Another aspect of this has been discussed some years ago. This is to use a known absorption (extinction) coefficient to estimate the peak area in order to have an idea about possible material loss.
Starting with Uwe´s equation,

Au*sec = E*b*m/F

one can see that

Au*sec = E*b*c*(injected volume)/F

(c is the concentration of analyte)
or

Area of peak = E*b*c*(injected volume)/F

If your software puts out µV*sec instead of Au*sec you have to correct with the factor µV/Au, or its reciprocal, depending..... (µV is micro Volts).
Careful, the units are mixed up quite easily.

[lmh]

I have to ask a naive question:

given that using extinction coefficients in hplc isn't half as difficult as I thought, why are we all running standard curves? After all, in straightforward UV spectrometry, it's perfectly acceptable to use extinction coefficients, and indeed in some quarters frowned upon to use calibration curves, as the preparation of standards is just another step where errors can occur.

[HW Mueller]

Remember that we all talked about "estimations". My post hints at one problem: I used that calculation to check on what the absolute area should be, that is, I checked whether there is a considerable loss of analyte in the HPLC. Note that this is a more absolute (again "absolute" is used in the sense of what it should be) check than injecting the anaylyte without a column. As far as the analysis is concerned one could be way off by using this calculation.
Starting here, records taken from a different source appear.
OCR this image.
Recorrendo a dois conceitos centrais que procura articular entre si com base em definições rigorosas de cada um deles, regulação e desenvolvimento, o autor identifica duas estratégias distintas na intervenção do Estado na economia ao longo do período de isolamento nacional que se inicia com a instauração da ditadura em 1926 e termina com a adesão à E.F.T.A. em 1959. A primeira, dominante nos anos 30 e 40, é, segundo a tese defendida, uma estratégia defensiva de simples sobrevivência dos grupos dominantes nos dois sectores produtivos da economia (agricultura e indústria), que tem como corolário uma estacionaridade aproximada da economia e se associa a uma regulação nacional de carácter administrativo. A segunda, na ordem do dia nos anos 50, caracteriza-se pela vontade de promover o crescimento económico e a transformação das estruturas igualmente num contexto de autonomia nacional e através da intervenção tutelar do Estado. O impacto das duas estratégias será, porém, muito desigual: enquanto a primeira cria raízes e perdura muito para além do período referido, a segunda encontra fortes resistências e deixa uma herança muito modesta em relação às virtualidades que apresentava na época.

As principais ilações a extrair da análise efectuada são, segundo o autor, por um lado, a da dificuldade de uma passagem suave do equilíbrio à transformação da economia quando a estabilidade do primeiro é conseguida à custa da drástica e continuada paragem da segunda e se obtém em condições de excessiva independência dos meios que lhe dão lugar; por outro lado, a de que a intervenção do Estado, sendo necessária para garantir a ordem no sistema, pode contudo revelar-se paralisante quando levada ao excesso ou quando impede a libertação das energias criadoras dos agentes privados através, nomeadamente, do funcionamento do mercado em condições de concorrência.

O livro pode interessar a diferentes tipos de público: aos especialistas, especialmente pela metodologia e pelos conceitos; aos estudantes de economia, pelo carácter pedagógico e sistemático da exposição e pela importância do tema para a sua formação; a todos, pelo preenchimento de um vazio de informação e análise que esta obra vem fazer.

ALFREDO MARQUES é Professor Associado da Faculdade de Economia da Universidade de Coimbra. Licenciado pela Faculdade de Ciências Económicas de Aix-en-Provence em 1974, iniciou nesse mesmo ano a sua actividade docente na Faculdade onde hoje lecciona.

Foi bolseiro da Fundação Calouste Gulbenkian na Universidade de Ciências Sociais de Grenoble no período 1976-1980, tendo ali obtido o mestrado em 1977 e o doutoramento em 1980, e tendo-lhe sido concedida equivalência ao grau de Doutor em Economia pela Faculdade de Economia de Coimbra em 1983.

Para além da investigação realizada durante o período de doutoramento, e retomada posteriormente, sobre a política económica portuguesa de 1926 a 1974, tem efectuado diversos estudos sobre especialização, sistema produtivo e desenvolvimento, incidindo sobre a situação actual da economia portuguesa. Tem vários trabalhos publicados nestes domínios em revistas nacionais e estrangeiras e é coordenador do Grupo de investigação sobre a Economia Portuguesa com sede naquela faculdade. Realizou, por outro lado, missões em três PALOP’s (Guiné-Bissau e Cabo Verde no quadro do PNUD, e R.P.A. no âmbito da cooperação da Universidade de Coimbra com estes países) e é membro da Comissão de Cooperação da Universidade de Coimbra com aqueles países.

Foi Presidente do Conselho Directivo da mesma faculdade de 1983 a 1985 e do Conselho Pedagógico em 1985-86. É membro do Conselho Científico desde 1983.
Chromatography is a relative method, not absolute. Note all the questions about some strange things going on during chromatography!
"Absolute" UV depends on high or known optical purity of the substances measured, if you have an unknown mixture, even of known substances, you can usually forget about it (unless the spectra are very unique).

[lmh]

Thanks for very clear reply.

[Jade.Barker]

why are we all running standard curves? ... the preparation of standards is just another step where errors can occur.

For our lab the standard is used for both creating the calibration curve, and to QC the instrument. If the standard looks bad - something is wrong. We purchase our standard already prepared so we minimize the risk of tech error. I would be more worried about a manual calculation as a source of error, at least in our lab.